Accounting for the Atmosphere

Lex Berk ’78 is the father of MODTRAN, a radiative transfer computer program used worldwide.

The first job Alexander “Lex” Berk ’78 took after graduate school and a couple of postdocs was at Spectral Sciences Inc., and his first task at his new job was to improve the accuracy of a widely used software model.

The software was called LOWTRAN, a computer program designed to simulate the atmospheric transmission of electromagnetic radiation—mostly infrared and visible light. LOWTRAN modeled the radiation signal that an optical sensor like a camera might see, accounting for the scattering, absorption and emission by particles and molecules.

An MCScene simulated image (not a photograph) with radiometrically accurate RGB signal levels.

The software “had low spectral resolution and only worked well if your sensor line-of-sight was close to the ground,” says Berk, a principal scientist at Spectral, “such as a thermal imager viewing the leaking of radiation from a building.”

Spectral Sciences had a contract to increase LOWTRAN’s resolution so that it could be applied to technology, such as the optical sensors on satellites that peer through the entire atmosphere. “It’s not like taking a picture on the ground, because the intervening atmosphere changes what the received optical signal is,” Berk explains. “So if you want to identify what you’re looking at, it’s difficult to do because you won’t receive the same radiation signal that you would if you were at ground level. You need models such as MODTRAN to account for the changes introduced by the atmosphere.”

Today, MODTRAN is used for a variety of applications, from military targeting and surveillance to characterizing the chemical contents of the atmosphere for use in climate and pollution studies. Berk hasn’t stopped upgrading the software and fielding questions about it in the 33 years he’s worked for Spectral Sciences.

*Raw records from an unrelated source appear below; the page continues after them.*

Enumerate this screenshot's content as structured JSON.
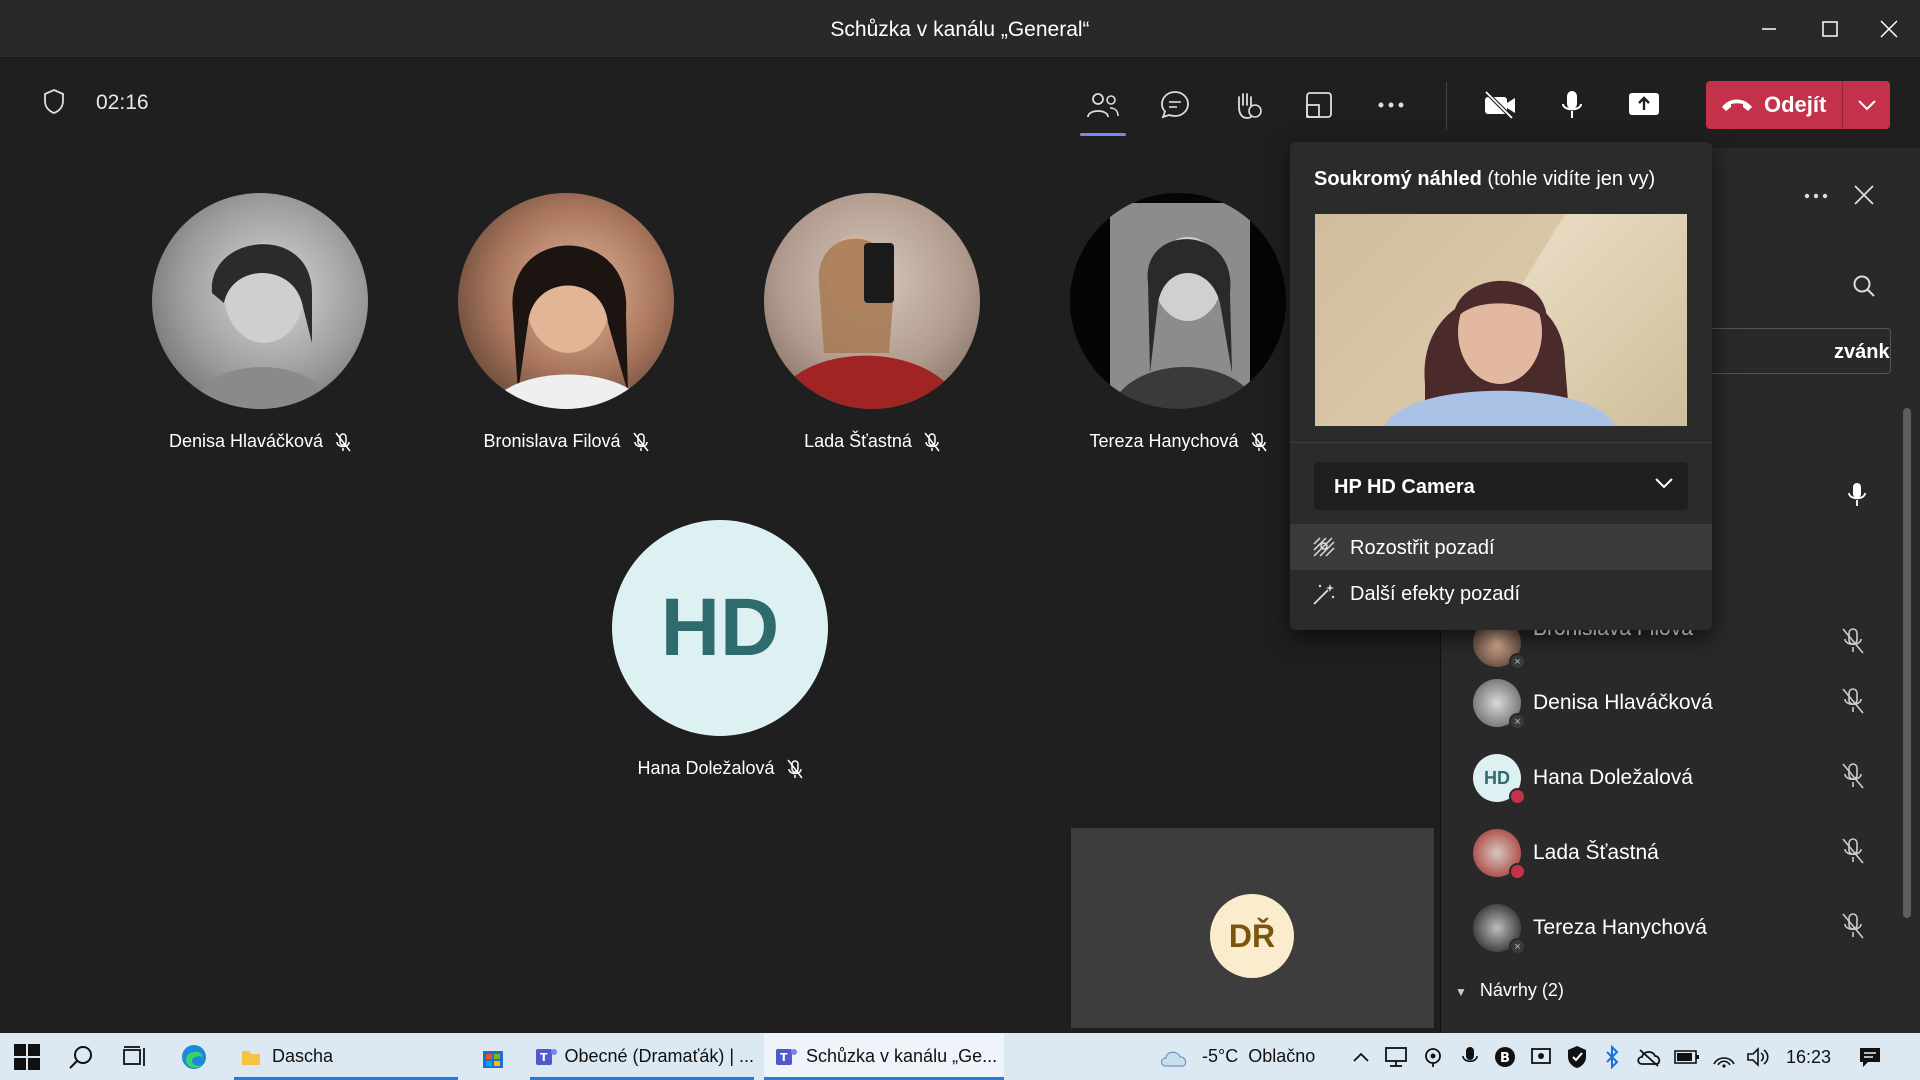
{
  "window": {
    "title": "Schůzka v kanálu „General“"
  },
  "toolbar": {
    "timer": "02:16",
    "leave_label": "Odejít"
  },
  "participants_tiles": [
    {
      "name": "Denisa Hlaváčková"
    },
    {
      "name": "Bronislava Filová"
    },
    {
      "name": "Lada Šťastná"
    },
    {
      "name": "Tereza Hanychová"
    },
    {
      "name": "Hana Doležalová",
      "initials": "HD"
    }
  ],
  "self_tile": {
    "initials": "DŘ"
  },
  "panel": {
    "invite_label": "zvánku",
    "rows": [
      {
        "name": "Bronislava Filová",
        "status": "away"
      },
      {
        "name": "Denisa Hlaváčková",
        "status": "away"
      },
      {
        "name": "Hana Doležalová",
        "initials": "HD",
        "status": "busy"
      },
      {
        "name": "Lada Šťastná",
        "status": "busy"
      },
      {
        "name": "Tereza Hanychová",
        "status": "away"
      }
    ],
    "section_label": "Návrhy (2)"
  },
  "popover": {
    "title_bold": "Soukromý náhled",
    "title_rest": " (tohle vidíte jen vy)",
    "camera": "HP HD Camera",
    "items": [
      {
        "label": "Rozostřit pozadí",
        "icon": "blur-background-icon",
        "active": true
      },
      {
        "label": "Další efekty pozadí",
        "icon": "magic-wand-icon",
        "active": false
      }
    ]
  },
  "taskbar": {
    "items": [
      {
        "label": "Dascha"
      },
      {
        "label": "Obecné (Dramaťák) | ..."
      },
      {
        "label": "Schůzka v kanálu „Ge..."
      }
    ],
    "weather_temp": "-5°C",
    "weather_text": "Oblačno",
    "clock": "16:23"
  },
  "colors": {
    "accent": "#7f85f5",
    "leave": "#c4314b",
    "hd_avatar_bg": "#ddf1f3",
    "dr_avatar_bg": "#fbeccd",
    "busy": "#c4314b"
  }
}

Since Berk began work on the program, MODTRAN has grown from 5,000 to about 200,000 lines of code and now has tens of thousands of users in more than 60 countries. “It’s popular because it makes rapid calculations, and the science behind it is good, so it has become the standard the community has accepted,” Berk says.

Lex Berk ’78
Lex Berk ’78

At the heart of MODTRAN are complicated calculations, which drew Berk to the field of radiative transfer. He spent 25 years solving an integral used to calculate the attenuation of light, which was necessary when MODTRAN increased its spectral resolution to its current value, and the old methods for estimating the integral failed.

Twenty-five years is a long time, but Berk enjoyed the challenge. “I tend to gravitate toward mathematical problems when they arise. I still work on math problems that don’t have to do with my work when I have time,” he says.

Mathematical problems that Berk has worked on for MODTRAN and other radiative transfer software programs include finding a way to characterize absorption for a large range of wavelengths, from ultraviolet to visible to infrared to microwave and beyond, and to account for the refraction of light above the curved earth.

Over the last decade and a half, Berk has also worked on a program called MCScene. One of the limitations of MODTRAN, he explains, is that it assumes that the concentration of atmospheric constituents varies with altitude but not horizontally. This makes it difficult to model the radiation from inhomogeneous sources such as a partial cloud field. To remedy this, “MCScene solves the same kinds of radiative transfer equations [as MODTRAN] but it solves them in 3-D,” he says.

Many of Berk’s MODTRAN users are in the military. But he also receives questions on MODTRAN from scientists working on problems such as retrieving the amount of ozone or chlorofluorocarbons in the atmosphere. MODTRAN allows these researchers to work backward to find these amounts from their optical sensor measurements.

Berk credits his first-year chemistry professor at Harvey Mudd with turning him away from a career as a pure mathematician and toward science. “I went to Mudd wanting to study math, but he got me excited about chemistry, so I double-majored in chemistry and math.”

Berk says he was an “immature undergraduate” who had loved math since childhood. Mudd offered him the opportunity to focus on the type of problems he excelled at. “I have no idea where I would have ended up if it wasn’t for Harvey Mudd,” he says. “I was able to flourish in that environment, and I think I would have struggled in a more general education environment.”

The value of his Mudd education has stayed with him, says the man who spent 25 years solving a math problem. “When I went to graduate school, it was easy because of the foundation provided to me by Harvey Mudd,” Berk says. “I learned calculus there. And 40 years later, when colleagues need an integral solved, they come to me.”